Les services du ministère de l’Éducation et le ministre lui-même affirment qu’ils sont en voie de trouver les quelques milliers d’enseignants qui manquent en cette rentrée scolaire.

La réalité est qu’il manque beaucoup plus que 4 000 personnes pour faire fonctionner la machine. L’État, tous gouvernements et ministres confondus, est bien placé pour le savoir car c’est lui qui organise la pénurie et la dégradation du système scolaire, et depuis longtemps.

Le nombre de postes de titulaires a continûment diminué chez les enseignants, le personnel administratif, les ouvriers d’entretien, de ménage et de cantine, les infirmières, le personnel de vie scolaire. Il y a toujours moins d’adultes pour encadrer les enfants et les adolescents, et leur situation est toujours plus précaire.

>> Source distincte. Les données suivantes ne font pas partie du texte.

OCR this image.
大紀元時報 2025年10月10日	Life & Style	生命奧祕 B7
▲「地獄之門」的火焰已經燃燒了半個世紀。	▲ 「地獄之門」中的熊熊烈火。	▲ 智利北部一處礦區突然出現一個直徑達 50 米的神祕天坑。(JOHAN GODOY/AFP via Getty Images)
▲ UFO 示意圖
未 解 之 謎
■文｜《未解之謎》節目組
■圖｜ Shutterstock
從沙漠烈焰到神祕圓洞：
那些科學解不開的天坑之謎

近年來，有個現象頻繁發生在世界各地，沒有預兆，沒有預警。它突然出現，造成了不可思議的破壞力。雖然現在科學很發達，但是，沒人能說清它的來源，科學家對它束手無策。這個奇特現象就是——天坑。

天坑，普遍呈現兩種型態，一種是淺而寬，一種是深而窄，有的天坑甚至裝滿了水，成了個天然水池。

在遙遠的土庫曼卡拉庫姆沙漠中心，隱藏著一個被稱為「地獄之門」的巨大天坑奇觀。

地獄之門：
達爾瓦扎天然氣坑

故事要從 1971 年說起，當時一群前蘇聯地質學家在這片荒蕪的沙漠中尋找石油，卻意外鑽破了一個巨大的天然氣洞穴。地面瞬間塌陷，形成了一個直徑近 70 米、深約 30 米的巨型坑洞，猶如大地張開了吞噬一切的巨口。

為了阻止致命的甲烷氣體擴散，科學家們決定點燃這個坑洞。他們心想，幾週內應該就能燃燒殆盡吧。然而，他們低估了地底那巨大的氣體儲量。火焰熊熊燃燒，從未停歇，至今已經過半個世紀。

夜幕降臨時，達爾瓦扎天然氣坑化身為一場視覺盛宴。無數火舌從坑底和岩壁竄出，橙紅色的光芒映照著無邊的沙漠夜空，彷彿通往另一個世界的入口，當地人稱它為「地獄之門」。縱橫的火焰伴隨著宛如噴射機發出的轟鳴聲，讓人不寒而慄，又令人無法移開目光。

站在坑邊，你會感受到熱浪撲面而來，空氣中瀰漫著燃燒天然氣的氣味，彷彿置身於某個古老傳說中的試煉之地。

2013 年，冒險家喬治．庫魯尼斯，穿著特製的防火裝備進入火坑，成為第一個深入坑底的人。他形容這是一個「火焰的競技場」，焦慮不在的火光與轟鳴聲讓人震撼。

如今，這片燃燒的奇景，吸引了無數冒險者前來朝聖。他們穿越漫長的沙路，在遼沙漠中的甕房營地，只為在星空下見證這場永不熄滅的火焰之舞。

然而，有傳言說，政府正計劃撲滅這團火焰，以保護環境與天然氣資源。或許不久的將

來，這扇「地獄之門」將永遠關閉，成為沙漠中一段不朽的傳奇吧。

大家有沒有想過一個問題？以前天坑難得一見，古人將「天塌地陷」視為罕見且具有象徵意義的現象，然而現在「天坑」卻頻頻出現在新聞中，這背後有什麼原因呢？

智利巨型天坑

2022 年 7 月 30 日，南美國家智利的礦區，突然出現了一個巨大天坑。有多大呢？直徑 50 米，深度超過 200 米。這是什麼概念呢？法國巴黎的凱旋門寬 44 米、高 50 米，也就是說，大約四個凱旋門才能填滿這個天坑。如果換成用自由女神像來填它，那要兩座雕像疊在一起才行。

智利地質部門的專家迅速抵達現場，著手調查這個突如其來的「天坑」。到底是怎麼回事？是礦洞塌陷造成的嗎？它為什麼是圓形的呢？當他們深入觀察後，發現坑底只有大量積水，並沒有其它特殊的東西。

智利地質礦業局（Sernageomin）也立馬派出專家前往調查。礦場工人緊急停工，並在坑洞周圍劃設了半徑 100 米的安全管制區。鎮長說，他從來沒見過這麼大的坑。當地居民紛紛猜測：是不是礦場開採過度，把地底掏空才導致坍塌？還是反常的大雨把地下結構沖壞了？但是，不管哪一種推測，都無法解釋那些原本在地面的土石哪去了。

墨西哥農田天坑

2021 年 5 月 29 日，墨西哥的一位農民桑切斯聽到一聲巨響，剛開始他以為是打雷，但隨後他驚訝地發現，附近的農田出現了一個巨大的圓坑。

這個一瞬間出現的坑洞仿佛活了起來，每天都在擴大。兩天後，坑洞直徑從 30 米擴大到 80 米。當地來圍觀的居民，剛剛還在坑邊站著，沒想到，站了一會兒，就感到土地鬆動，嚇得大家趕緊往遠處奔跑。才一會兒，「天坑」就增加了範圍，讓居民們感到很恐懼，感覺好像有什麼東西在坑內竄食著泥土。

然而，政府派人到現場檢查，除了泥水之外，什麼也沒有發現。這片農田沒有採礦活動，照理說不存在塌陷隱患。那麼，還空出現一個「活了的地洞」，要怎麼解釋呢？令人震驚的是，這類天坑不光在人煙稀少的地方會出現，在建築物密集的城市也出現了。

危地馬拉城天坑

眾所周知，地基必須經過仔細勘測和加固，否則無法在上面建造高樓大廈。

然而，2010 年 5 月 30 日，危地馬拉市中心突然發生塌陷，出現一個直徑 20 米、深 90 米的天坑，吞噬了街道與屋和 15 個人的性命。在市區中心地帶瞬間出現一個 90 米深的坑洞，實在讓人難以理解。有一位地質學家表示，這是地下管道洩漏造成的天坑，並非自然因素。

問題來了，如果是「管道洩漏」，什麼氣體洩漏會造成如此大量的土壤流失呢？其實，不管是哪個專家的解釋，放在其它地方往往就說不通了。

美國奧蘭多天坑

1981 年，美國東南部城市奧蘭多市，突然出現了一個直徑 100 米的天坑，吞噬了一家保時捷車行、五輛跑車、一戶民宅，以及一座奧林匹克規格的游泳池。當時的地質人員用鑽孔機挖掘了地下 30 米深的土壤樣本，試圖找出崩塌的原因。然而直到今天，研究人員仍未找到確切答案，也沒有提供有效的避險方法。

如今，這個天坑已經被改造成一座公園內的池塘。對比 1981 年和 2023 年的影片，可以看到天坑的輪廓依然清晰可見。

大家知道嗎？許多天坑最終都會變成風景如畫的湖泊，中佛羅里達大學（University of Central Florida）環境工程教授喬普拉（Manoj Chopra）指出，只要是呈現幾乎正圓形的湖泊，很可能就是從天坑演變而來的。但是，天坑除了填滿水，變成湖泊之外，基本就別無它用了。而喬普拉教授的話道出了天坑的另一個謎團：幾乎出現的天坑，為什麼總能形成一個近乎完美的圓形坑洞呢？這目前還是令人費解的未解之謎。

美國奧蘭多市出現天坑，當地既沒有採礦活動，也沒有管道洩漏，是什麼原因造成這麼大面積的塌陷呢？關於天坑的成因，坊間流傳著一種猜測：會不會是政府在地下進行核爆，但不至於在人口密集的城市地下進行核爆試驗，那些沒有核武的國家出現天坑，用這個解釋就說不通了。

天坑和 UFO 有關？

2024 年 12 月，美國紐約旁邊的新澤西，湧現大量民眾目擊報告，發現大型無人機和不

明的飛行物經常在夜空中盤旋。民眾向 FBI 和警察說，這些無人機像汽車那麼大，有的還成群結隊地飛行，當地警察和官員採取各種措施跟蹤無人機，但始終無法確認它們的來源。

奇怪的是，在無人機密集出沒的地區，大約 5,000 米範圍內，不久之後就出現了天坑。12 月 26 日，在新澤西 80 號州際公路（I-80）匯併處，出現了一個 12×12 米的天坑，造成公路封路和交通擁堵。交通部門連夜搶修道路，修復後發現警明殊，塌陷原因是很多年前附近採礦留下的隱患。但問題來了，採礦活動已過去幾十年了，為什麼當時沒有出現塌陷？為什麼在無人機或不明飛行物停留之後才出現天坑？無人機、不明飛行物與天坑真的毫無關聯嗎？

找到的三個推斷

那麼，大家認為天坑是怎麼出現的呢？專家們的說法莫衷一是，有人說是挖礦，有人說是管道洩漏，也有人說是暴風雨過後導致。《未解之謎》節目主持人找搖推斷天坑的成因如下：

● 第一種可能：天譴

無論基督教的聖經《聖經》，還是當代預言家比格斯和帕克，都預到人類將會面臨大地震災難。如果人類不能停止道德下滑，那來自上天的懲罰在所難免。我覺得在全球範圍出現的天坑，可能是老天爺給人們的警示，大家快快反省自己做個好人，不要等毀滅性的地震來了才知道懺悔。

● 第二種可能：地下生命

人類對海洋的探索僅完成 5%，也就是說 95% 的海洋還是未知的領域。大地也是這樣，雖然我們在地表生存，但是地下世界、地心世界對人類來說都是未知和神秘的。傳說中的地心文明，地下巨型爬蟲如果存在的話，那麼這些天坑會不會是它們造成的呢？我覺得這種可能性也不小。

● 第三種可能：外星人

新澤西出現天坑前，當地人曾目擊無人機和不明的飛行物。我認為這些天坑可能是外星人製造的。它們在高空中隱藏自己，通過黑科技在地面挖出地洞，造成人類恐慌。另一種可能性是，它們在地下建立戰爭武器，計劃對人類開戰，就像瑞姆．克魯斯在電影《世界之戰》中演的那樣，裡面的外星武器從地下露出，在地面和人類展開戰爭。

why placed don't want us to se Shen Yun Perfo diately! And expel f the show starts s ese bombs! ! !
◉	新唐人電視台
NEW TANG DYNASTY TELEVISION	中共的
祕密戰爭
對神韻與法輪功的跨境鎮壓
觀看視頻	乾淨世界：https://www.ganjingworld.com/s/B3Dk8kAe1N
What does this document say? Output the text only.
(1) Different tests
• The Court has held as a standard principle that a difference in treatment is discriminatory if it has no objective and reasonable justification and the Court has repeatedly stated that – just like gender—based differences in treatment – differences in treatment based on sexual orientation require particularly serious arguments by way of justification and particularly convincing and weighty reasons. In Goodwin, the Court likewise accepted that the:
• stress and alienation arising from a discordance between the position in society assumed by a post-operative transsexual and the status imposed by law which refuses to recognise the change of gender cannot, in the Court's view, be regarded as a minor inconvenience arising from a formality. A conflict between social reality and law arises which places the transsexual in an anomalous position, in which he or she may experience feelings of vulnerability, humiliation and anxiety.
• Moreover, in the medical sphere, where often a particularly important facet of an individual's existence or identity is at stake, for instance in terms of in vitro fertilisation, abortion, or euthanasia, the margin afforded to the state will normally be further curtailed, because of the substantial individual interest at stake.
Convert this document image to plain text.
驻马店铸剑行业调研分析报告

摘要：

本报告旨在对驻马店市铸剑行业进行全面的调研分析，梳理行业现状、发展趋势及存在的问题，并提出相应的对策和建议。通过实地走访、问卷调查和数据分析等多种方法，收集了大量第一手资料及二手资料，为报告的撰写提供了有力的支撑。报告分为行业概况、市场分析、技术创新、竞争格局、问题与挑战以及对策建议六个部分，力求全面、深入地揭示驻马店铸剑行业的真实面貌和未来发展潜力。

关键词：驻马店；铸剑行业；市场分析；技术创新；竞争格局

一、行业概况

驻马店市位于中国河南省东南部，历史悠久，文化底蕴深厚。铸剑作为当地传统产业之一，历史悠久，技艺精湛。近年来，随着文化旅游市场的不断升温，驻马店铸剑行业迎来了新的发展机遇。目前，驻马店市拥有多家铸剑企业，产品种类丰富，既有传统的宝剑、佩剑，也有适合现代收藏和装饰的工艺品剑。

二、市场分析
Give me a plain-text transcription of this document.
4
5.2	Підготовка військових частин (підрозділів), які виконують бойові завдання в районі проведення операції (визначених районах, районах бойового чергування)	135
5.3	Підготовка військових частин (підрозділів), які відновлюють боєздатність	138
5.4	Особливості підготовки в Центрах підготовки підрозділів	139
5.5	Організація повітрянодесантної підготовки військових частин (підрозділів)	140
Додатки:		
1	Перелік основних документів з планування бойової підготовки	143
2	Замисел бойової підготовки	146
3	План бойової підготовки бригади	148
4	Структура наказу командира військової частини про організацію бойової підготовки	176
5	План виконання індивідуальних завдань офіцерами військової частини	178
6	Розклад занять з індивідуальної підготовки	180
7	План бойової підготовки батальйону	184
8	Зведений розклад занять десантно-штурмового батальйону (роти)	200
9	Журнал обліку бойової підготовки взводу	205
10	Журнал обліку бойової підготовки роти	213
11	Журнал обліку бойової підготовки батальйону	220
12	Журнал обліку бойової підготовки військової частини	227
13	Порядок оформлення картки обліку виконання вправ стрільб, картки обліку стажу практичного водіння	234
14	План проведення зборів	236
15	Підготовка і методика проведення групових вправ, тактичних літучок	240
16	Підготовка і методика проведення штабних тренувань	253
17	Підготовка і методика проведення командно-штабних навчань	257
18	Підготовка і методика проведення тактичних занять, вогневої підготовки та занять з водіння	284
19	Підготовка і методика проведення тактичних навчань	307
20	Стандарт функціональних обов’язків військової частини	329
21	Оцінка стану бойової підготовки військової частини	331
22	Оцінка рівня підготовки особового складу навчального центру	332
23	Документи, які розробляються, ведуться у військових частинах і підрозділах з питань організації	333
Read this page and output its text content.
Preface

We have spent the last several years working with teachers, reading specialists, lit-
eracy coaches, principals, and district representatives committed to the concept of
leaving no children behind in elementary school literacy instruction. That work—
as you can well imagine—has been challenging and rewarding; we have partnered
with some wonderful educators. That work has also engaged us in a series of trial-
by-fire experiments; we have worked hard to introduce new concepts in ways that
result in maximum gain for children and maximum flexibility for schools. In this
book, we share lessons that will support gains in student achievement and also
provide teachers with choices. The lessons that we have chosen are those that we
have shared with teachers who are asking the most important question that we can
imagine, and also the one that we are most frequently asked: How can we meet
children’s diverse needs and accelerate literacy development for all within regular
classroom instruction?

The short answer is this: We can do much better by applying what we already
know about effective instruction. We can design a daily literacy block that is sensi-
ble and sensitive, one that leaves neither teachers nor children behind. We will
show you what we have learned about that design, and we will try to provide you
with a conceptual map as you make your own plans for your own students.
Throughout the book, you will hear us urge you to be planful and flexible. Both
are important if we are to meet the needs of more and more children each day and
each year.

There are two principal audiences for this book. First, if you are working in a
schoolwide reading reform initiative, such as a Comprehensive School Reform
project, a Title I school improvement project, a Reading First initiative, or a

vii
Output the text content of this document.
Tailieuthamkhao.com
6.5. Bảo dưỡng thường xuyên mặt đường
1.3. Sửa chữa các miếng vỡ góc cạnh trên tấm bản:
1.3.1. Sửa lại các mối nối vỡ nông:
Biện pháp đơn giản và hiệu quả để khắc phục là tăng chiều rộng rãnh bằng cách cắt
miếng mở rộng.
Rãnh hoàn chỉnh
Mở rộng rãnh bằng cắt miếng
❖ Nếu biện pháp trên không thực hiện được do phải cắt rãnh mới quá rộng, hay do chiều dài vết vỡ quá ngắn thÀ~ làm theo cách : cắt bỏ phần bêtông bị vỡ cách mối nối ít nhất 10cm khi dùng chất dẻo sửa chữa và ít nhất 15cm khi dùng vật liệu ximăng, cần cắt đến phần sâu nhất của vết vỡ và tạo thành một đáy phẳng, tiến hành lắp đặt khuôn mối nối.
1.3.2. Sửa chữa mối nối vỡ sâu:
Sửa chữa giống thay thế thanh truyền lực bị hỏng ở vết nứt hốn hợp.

Les enseignants nouvellement nommés sont bien souvent sur deux, voire trois établissements, passent leur vie dans les transports et ont de ce fait bien du mal à former des équipes éducatives. Les brigades de remplaçants ont été supprimées, les heures supplémentaires se multiplient et ont tendance à devenir obligatoires, le nombre de surveillants dans le secondaire est ridicule, la charge des directeurs d’école écrasante, les aides à la vie scolaire sont sous pression, des classes sont fermées, des spécialités sont fantomatiques, des écoles des quartiers ouvriers sont délabrées, etc. Pour des raisons d’économies, l’État délaisse l’éducation et la socialisation des enfants des classes populaires et ne garde de moyens, et encore, que pour la formation des futurs cadres de la bourgeoisie.